While luxury retailers like Aldo and Brooks Brothers went bankrupt from store closures, Yeti saw fantastic growth online, as people decided to explore the outdoors after most other activities in the US closed. Yeti is one of the “pandemic stocks” like Lululemon and Home Depot, meaning its success has soared as consumers bought up quality items to last them throughout quarantine.
Yeti reported a record $1 billion in sales for the last one-year period in its third quarter earnings statement on November 5th, and hoped to cruise into winter with a steadier stock price.
But with wholesale retail partners seeing profits dip way down for the quarter, plus supply chain and product missteps, they may stall out into the holidays/
Thousands of lids for its Rambler Travel Mugs were recalled on November 4th. And the company has struggled to resupply after it cut back on stock at the start of economic shutdowns.
Yeti will have to course correct for several months.
“They hadn’t put those purchase orders back in place quick enough in order to make up for that demand. So they left some sales on the table. And they don’t want that to happen in 2021,” said Alex Maroccia, Yeti analyst of Berenberg.
The company eclipsed expectations during the pandemic with an already-in-place ecommerce setup and brand with broad appeal, and that has carried it through while other retailers struggled.

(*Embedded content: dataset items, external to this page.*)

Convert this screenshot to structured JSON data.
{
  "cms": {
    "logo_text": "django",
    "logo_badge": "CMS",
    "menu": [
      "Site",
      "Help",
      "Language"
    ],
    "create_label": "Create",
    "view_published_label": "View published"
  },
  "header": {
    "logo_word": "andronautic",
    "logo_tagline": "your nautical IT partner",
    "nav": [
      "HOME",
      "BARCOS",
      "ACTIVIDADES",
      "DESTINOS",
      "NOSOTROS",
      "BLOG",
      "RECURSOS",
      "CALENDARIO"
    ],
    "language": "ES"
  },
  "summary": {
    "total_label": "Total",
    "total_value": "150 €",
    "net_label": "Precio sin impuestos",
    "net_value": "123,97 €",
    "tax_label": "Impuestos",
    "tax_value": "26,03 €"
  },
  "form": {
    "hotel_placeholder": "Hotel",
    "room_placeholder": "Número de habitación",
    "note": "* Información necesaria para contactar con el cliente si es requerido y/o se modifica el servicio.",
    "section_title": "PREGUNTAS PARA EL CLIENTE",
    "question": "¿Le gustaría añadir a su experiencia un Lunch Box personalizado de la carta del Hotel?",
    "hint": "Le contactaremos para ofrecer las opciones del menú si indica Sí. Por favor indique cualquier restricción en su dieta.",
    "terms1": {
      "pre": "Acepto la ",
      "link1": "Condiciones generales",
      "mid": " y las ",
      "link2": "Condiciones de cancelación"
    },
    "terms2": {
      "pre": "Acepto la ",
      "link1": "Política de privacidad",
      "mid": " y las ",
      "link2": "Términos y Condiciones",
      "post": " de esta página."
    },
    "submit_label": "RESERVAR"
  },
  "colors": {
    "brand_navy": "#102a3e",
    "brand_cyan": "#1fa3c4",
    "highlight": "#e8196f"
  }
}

“Yeti’s fortunate to be one of the industry leaders in their vertical,” said Jared Watson, Professor of Marketing at NYU’s Stern School of Business.
Yeti Holdings reported growth even over 2019 in its third quarter earnings release on November 5th. Yeti reported third quarter earnings per share of $0.61, $0.24 beating analyst’s estimate of $0.37/. Overall share price has skyrocked above 80%. Net sales increased 29% to $294.6 million overall, compared to $229.1 million in the prior year period. Executives noted that wholesale had dipped by double digits. Yeti won’t know until the next quarter if summer sales were from one-time customers on yeti.com or Amazon.
“We continue to see a great mix of new versus existing customers and have maintained great engagement as a result of our targeted and relevant content,” said CEO Matt Reintjes in the November 5th earnings call.
Only two years into being a public company, Yeti must continue to keep supply chains and product safety secure if it hopes to break out as a company to last well beyond the COVID-19 pandemic.